The enzyme dihydropyrimidine dehydrogenase (DPD) metabolizes a large portion of 5-FU, converting approximately 80% to 85% of the drug into inactive substances. Because 5-FU is cleared quickly, continuous infusion is necessary to maintain a consistent, effective concentration in the bloodstream, ensuring cancer cells are continuously exposed.
Maintaining stable drug levels is important because cancer cells do not all divide simultaneously. Continuous delivery captures more cancer cells as they enter their vulnerable S-phase, maximizing the drug’s cytotoxic effect. This approach compensates for the body’s rapid metabolism, ensuring a therapeutic concentration is present throughout the tumor cells’ growth cycles.
Maximizing Treatment Effectiveness
Administering 5-FU as a prolonged, continuous infusion offers distinct advantages over rapid, single (bolus) injections. Continuous infusion improves tumor response rates; a meta-analysis showed a 22% response rate compared to 14% for bolus administration.
Prolonged exposure allows the drug to affect cancer cells as they progress through their cell cycle, particularly the S-phase, over an extended period. Bolus injections deliver a high concentration quickly, potentially missing cancer cells not in a vulnerable phase.

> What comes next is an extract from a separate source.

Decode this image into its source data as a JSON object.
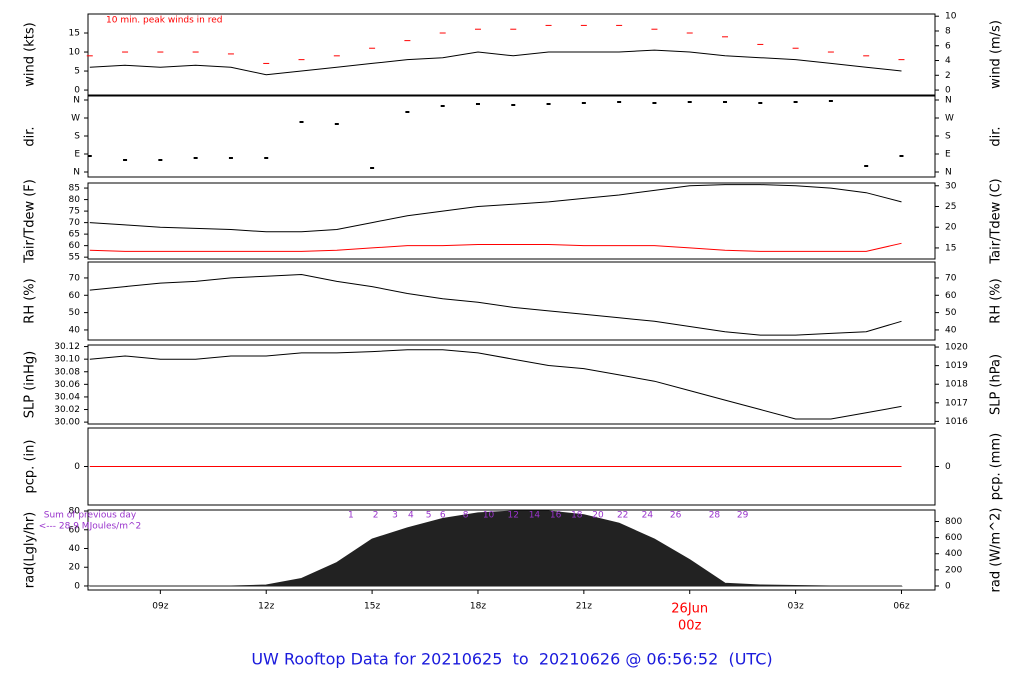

Continuous infusion leads to a more favorable side effect profile. Bolus administration is associated with more severe myelosuppression, mucositis, and diarrhea. While continuous infusion can increase hand-foot syndrome, it reduces the severity of other common side effects. Continuous infusion also improves overall survival. For patient convenience, prolonged infusions are managed with portable pumps, allowing treatment outside a hospital.